If $$1+\frac{\sqrt{3}-\sqrt{2}}{2 \sqrt{3}}+\frac{5-2 \sqrt{6}}{18}+\frac{9 \sqrt{3}-11 \sqrt{2}}{36 \sqrt{3}}+\frac{49-20 \sqrt{6}}{180}+\ldots$$ upto $$\infty=2+\left(\sqrt{\frac{b}{a}}+1\right) \log _e\left(\frac{a}{b}\right)$$, where a and b are integers with $$\operatorname{gcd}(a, b)=1$$, then $$\mathrm{11 a+18 b}$$ is equal to __________.

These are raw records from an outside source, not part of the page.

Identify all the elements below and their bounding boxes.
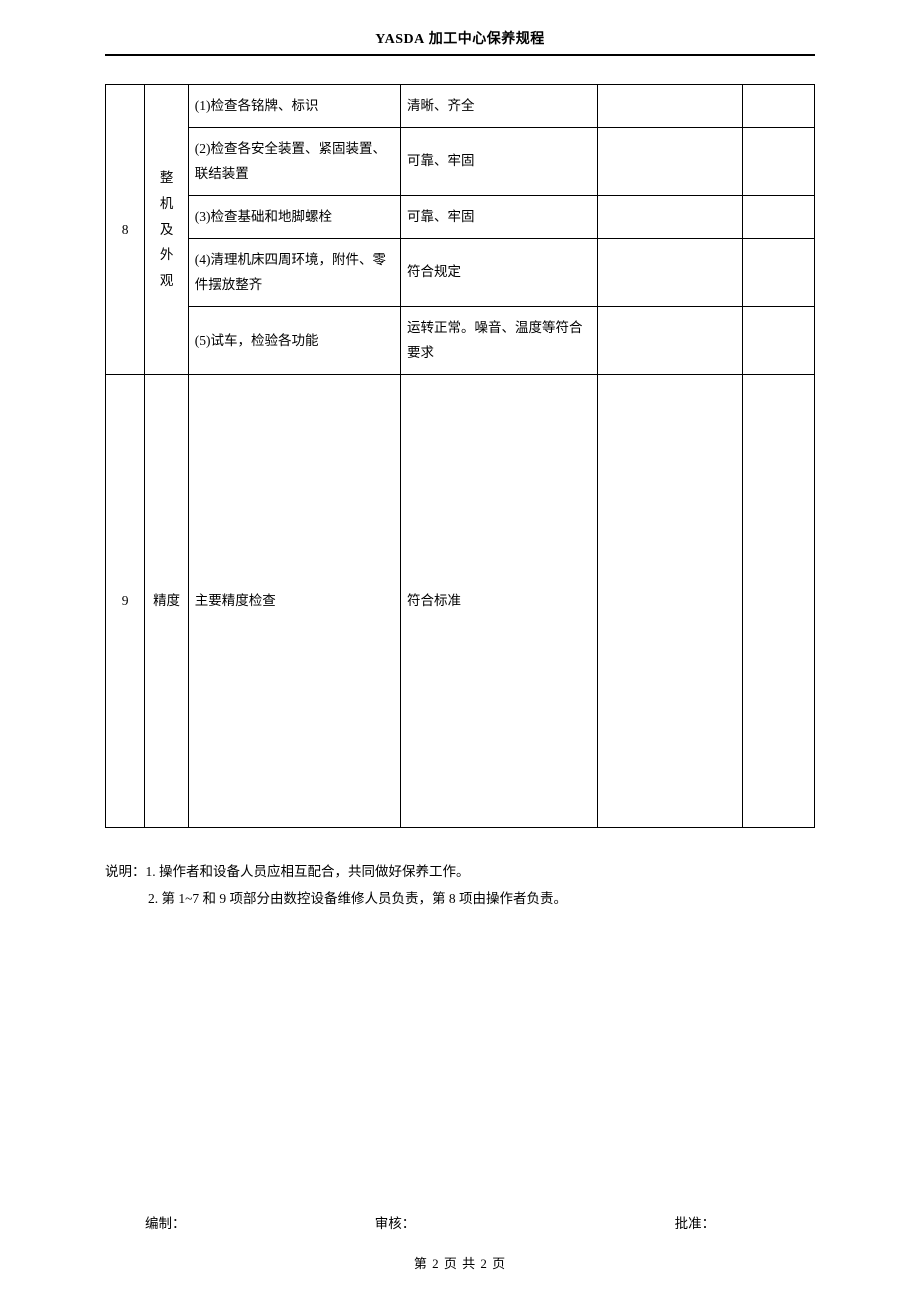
maintenance-table: 8 整机及外观 (1)检查各铭牌、标识 清晰、齐全 (2)检查各安全装置、紧固装… (105, 84, 815, 828)
row-number: 9 (106, 375, 145, 828)
header-title-en: YASDA (375, 32, 424, 47)
page-footer: 第 2 页 共 2 页 (0, 1253, 920, 1272)
notes-line1: 1. 操作者和设备人员应相互配合，共同做好保养工作。 (146, 864, 470, 879)
item-cell: (2)检查各安全装置、紧固装置、联结装置 (188, 127, 400, 195)
table-row: (5)试车，检验各功能 运转正常。噪音、温度等符合要求 (106, 306, 815, 374)
standard-cell: 清晰、齐全 (400, 85, 597, 128)
table-row: 9 精度 主要精度检查 符合标准 (106, 375, 815, 828)
table-row: (3)检查基础和地脚螺栓 可靠、牢固 (106, 195, 815, 238)
blank-cell (597, 85, 742, 128)
blank-cell (597, 195, 742, 238)
signature-reviewed: 审核： (375, 1212, 645, 1232)
signature-prepared: 编制： (105, 1212, 375, 1232)
standard-cell: 可靠、牢固 (400, 195, 597, 238)
notes-line2: 2. 第 1~7 和 9 项部分由数控设备维修人员负责，第 8 项由操作者负责。 (105, 885, 815, 912)
table-row: 8 整机及外观 (1)检查各铭牌、标识 清晰、齐全 (106, 85, 815, 128)
notes-block: 说明：1. 操作者和设备人员应相互配合，共同做好保养工作。 2. 第 1~7 和… (105, 858, 815, 912)
standard-cell: 符合规定 (400, 238, 597, 306)
blank-cell (742, 127, 814, 195)
row-category: 整机及外观 (145, 85, 188, 375)
blank-cell (597, 127, 742, 195)
blank-cell (597, 238, 742, 306)
page-header: YASDA 加工中心保养规程 (105, 28, 815, 56)
standard-cell: 符合标准 (400, 375, 597, 828)
item-cell: 主要精度检查 (188, 375, 400, 828)
blank-cell (742, 375, 814, 828)
row-category: 精度 (145, 375, 188, 828)
signature-approved: 批准： (645, 1212, 815, 1232)
blank-cell (742, 195, 814, 238)
signature-row: 编制： 审核： 批准： (105, 1212, 815, 1232)
item-cell: (3)检查基础和地脚螺栓 (188, 195, 400, 238)
table-row: (4)清理机床四周环境，附件、零件摆放整齐 符合规定 (106, 238, 815, 306)
notes-prefix: 说明： (105, 864, 146, 879)
blank-cell (742, 306, 814, 374)
table-row: (2)检查各安全装置、紧固装置、联结装置 可靠、牢固 (106, 127, 815, 195)
standard-cell: 可靠、牢固 (400, 127, 597, 195)
item-cell: (5)试车，检验各功能 (188, 306, 400, 374)
blank-cell (597, 306, 742, 374)
header-title-zh: 加工中心保养规程 (425, 32, 545, 47)
standard-cell: 运转正常。噪音、温度等符合要求 (400, 306, 597, 374)
blank-cell (597, 375, 742, 828)
row-number: 8 (106, 85, 145, 375)
item-cell: (4)清理机床四周环境，附件、零件摆放整齐 (188, 238, 400, 306)
blank-cell (742, 238, 814, 306)
blank-cell (742, 85, 814, 128)
item-cell: (1)检查各铭牌、标识 (188, 85, 400, 128)
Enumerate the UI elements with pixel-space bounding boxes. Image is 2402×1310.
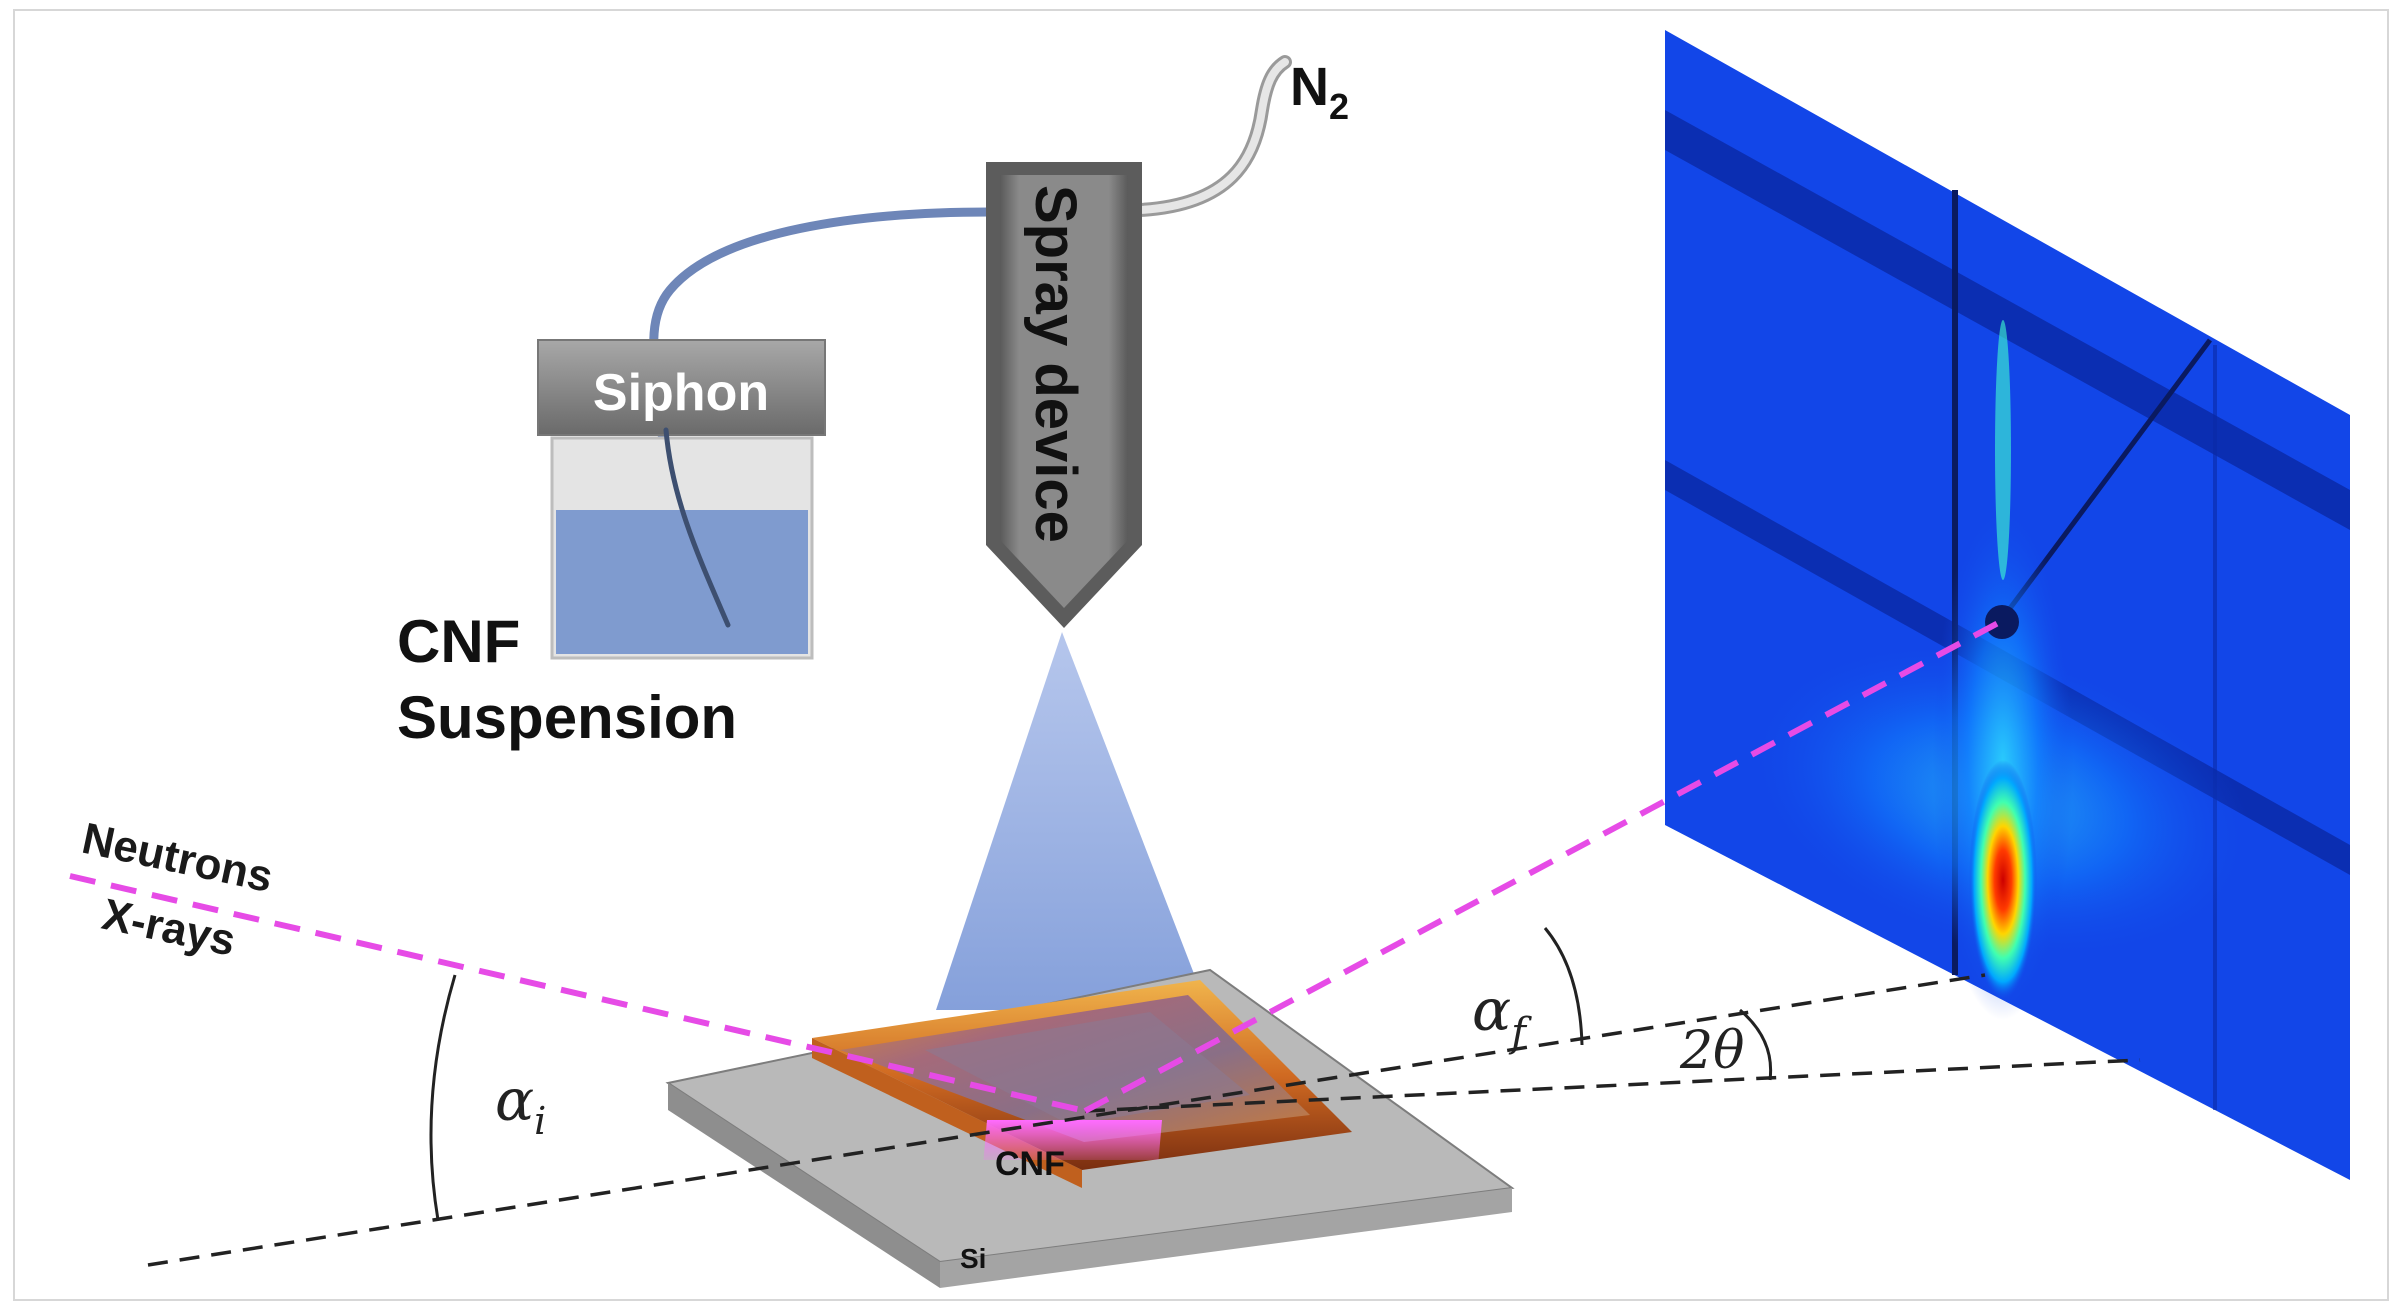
figure-border [13, 9, 2389, 1301]
spray-nozzle-icon [986, 162, 1142, 628]
n2-label: N2 [1290, 57, 1349, 127]
cnf-film-label: CNF [995, 1145, 1065, 1183]
neutrons-label: Neutrons [78, 814, 277, 902]
cnf-suspension-label-line2: Suspension [397, 684, 737, 751]
alpha-i-arc [429, 974, 457, 1221]
si-label: Si [960, 1243, 986, 1274]
spray-device-label: Spray device [1023, 185, 1088, 543]
beam-path [69, 619, 2002, 1114]
reference-lines [147, 973, 2141, 1267]
cnf-suspension-label-line1: CNF [397, 608, 520, 675]
spray-cone [936, 632, 1208, 1010]
alpha-f-label: αf [1472, 976, 1532, 1056]
two-theta-label: 2θ [1679, 1021, 1744, 1081]
alpha-f-arc [1543, 927, 1584, 1046]
two-theta-arc [1739, 1008, 1773, 1081]
beaker-icon [537, 339, 826, 660]
alpha-i-label: αi [495, 1066, 546, 1143]
detector-panel [1665, 30, 2350, 1180]
siphon-label: Siphon [593, 364, 769, 422]
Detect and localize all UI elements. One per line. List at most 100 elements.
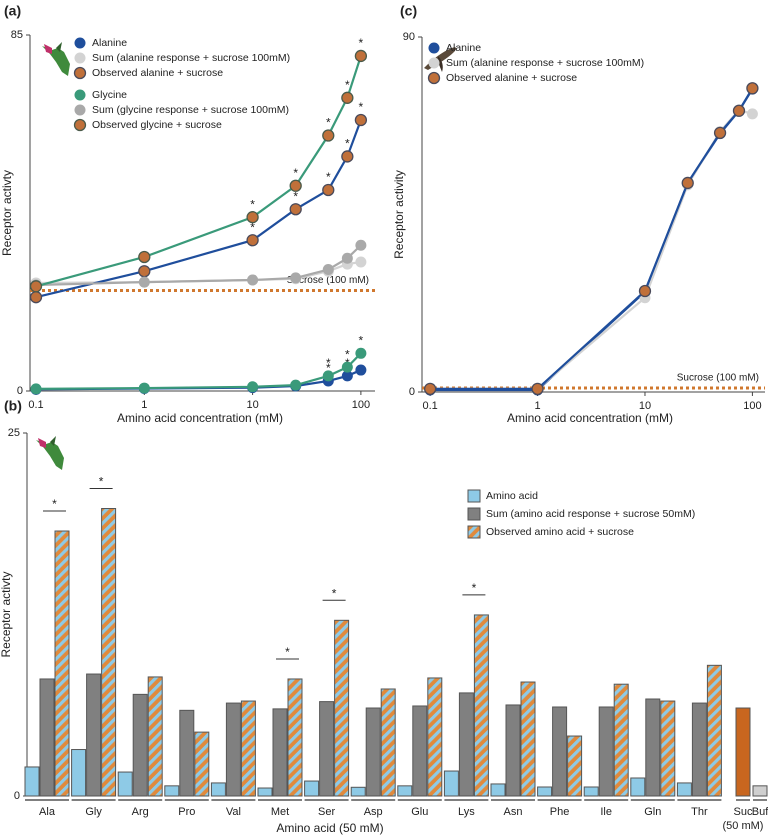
bar (24, 766, 40, 797)
x-tick-label: 0.1 (422, 400, 437, 412)
data-point (322, 370, 334, 382)
data-point (246, 211, 259, 224)
data-point (423, 382, 437, 395)
data-point (341, 150, 354, 163)
bar (380, 688, 396, 797)
x-tick-label: Buf (752, 806, 768, 818)
legend-marker (74, 37, 86, 49)
control-note: (50 mM) (723, 820, 764, 832)
data-point (732, 104, 746, 117)
bar (54, 530, 70, 797)
y-tick-label: 90 (403, 31, 415, 43)
significance-star: * (285, 645, 290, 659)
legend-marker (73, 66, 87, 80)
bar (117, 771, 133, 797)
bar (225, 702, 241, 797)
x-tick-label: 10 (639, 400, 651, 412)
bar (304, 780, 320, 797)
bar (458, 692, 474, 797)
y-tick-label: 0 (17, 385, 23, 397)
x-tick-label: 100 (743, 400, 761, 412)
bar (427, 677, 443, 797)
data-point (246, 234, 259, 247)
legend-label: Observed alanine + sucrose (92, 67, 223, 79)
significance-star: * (332, 586, 337, 600)
x-axis-label: Amino acid concentration (mM) (117, 411, 283, 425)
data-point (138, 265, 151, 278)
legend-label: Observed alanine + sucrose (446, 72, 577, 84)
y-axis-label: Receptor activty (0, 571, 13, 657)
legend-label: Alanine (92, 37, 127, 49)
bar (257, 787, 273, 797)
bar (287, 678, 303, 797)
legend-marker (74, 104, 86, 116)
bar (210, 782, 226, 797)
bar (272, 708, 288, 797)
data-point (341, 252, 353, 264)
bar (645, 698, 661, 797)
data-point (354, 113, 368, 127)
data-point (290, 272, 302, 284)
data-point (354, 49, 368, 63)
x-tick-label: 100 (352, 399, 370, 411)
reference-label: Sucrose (100 mM) (677, 373, 759, 384)
x-tick-label: Arg (132, 806, 149, 818)
y-axis-label: Receptor activty (0, 170, 14, 256)
bar (365, 707, 381, 797)
significance-star: * (345, 347, 350, 361)
control-bar (752, 785, 768, 797)
bar (567, 735, 583, 797)
significance-star: * (359, 36, 364, 50)
bar (490, 783, 506, 797)
data-point (355, 364, 367, 376)
bar (706, 664, 722, 797)
x-tick-label: Glu (411, 806, 428, 818)
data-point (290, 379, 302, 391)
series-line (430, 88, 754, 392)
data-point (322, 129, 335, 142)
bar (101, 508, 117, 797)
data-point (355, 256, 367, 268)
bar (334, 619, 350, 797)
legend-label: Sum (glycine response + sucrose 100mM) (92, 104, 289, 116)
series-line (430, 108, 753, 390)
data-point (247, 381, 259, 393)
x-tick-label: Pro (178, 806, 195, 818)
data-point (638, 284, 652, 298)
significance-star: * (293, 166, 298, 180)
data-point (138, 250, 151, 264)
data-point (29, 291, 43, 304)
bar (443, 770, 459, 797)
bar (71, 749, 87, 797)
bar (505, 704, 521, 797)
data-point (713, 126, 727, 140)
control-bar (735, 707, 751, 797)
bar (194, 731, 210, 797)
data-point (138, 382, 150, 394)
panel-label: (c) (400, 3, 417, 19)
x-tick-label: Suc (734, 806, 753, 818)
legend-label: Glycine (92, 89, 127, 101)
significance-star: * (250, 220, 255, 234)
bar (660, 700, 676, 797)
y-tick-label: 85 (11, 29, 23, 41)
significance-star: * (326, 356, 331, 370)
data-point (341, 361, 353, 373)
x-tick-label: Asn (504, 806, 523, 818)
significance-star: * (293, 189, 298, 203)
data-point (138, 276, 150, 288)
bar (164, 785, 180, 797)
data-point (289, 179, 302, 192)
x-tick-label: Ser (318, 806, 335, 818)
panel-label: (b) (4, 398, 22, 414)
x-axis-label: Amino acid concentration (mM) (507, 411, 673, 425)
x-tick-label: Ile (600, 806, 612, 818)
x-tick-label: 1 (534, 400, 540, 412)
x-tick-label: Val (226, 806, 241, 818)
significance-star: * (345, 137, 350, 151)
legend-swatch (467, 507, 481, 521)
legend-marker (74, 89, 86, 101)
significance-star: * (345, 78, 350, 92)
significance-star: * (52, 497, 57, 511)
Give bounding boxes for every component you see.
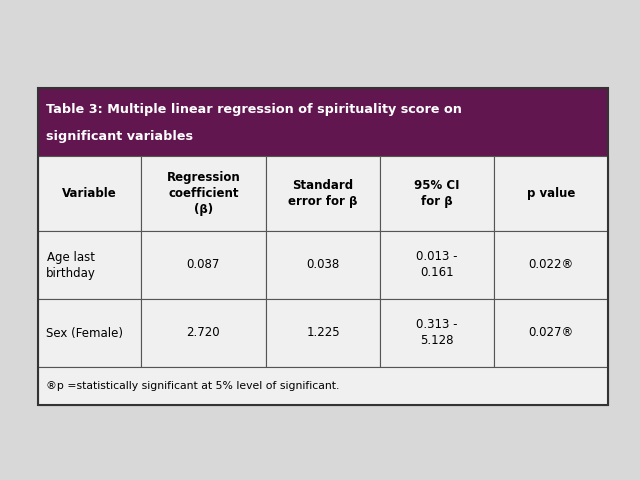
Text: ®p =statistically significant at 5% level of significant.: ®p =statistically significant at 5% leve… xyxy=(46,381,339,391)
Text: 2.720: 2.720 xyxy=(186,326,220,339)
Text: Age last
birthday: Age last birthday xyxy=(46,251,96,279)
Text: Sex (Female): Sex (Female) xyxy=(46,326,123,339)
FancyBboxPatch shape xyxy=(494,231,608,299)
FancyBboxPatch shape xyxy=(141,299,266,367)
Text: Table 3: Multiple linear regression of spirituality score on: Table 3: Multiple linear regression of s… xyxy=(46,103,462,116)
Text: Standard
error for β: Standard error for β xyxy=(288,179,358,208)
FancyBboxPatch shape xyxy=(38,88,608,156)
FancyBboxPatch shape xyxy=(380,299,494,367)
FancyBboxPatch shape xyxy=(38,156,141,231)
Text: Variable: Variable xyxy=(62,187,116,200)
Text: p value: p value xyxy=(527,187,575,200)
Text: 0.313 -
5.128: 0.313 - 5.128 xyxy=(416,319,458,348)
FancyBboxPatch shape xyxy=(38,299,141,367)
Text: 0.013 -
0.161: 0.013 - 0.161 xyxy=(416,251,458,279)
Text: 0.087: 0.087 xyxy=(187,259,220,272)
FancyBboxPatch shape xyxy=(380,156,494,231)
FancyBboxPatch shape xyxy=(266,156,380,231)
FancyBboxPatch shape xyxy=(380,231,494,299)
Text: 0.022®: 0.022® xyxy=(529,259,573,272)
FancyBboxPatch shape xyxy=(38,367,608,405)
Text: 1.225: 1.225 xyxy=(306,326,340,339)
FancyBboxPatch shape xyxy=(494,299,608,367)
FancyBboxPatch shape xyxy=(141,156,266,231)
Text: significant variables: significant variables xyxy=(46,131,193,144)
FancyBboxPatch shape xyxy=(141,231,266,299)
Text: 95% CI
for β: 95% CI for β xyxy=(414,179,460,208)
Text: Regression
coefficient
(β): Regression coefficient (β) xyxy=(166,171,240,216)
FancyBboxPatch shape xyxy=(38,231,141,299)
FancyBboxPatch shape xyxy=(266,231,380,299)
Text: 0.027®: 0.027® xyxy=(529,326,573,339)
FancyBboxPatch shape xyxy=(266,299,380,367)
Text: 0.038: 0.038 xyxy=(307,259,340,272)
FancyBboxPatch shape xyxy=(494,156,608,231)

Let $$a_1, a_2, a_3, \ldots$$ be in an arithmetic progression of positive terms.

Let $$A_k=a_1^2-a_2^2+a_3^2-a_4^2+\ldots+a_{2 k-1}^2-a_{2 k}^2$$.

If $$\mathrm{A}_3=-153, \mathrm{~A}_5=-435$$ and $$\mathrm{a}_1^2+\mathrm{a}_2^2+\mathrm{a}_3^2=66$$, then $$\mathrm{a}_{17}-\mathrm{A}_7$$ is equal to ________.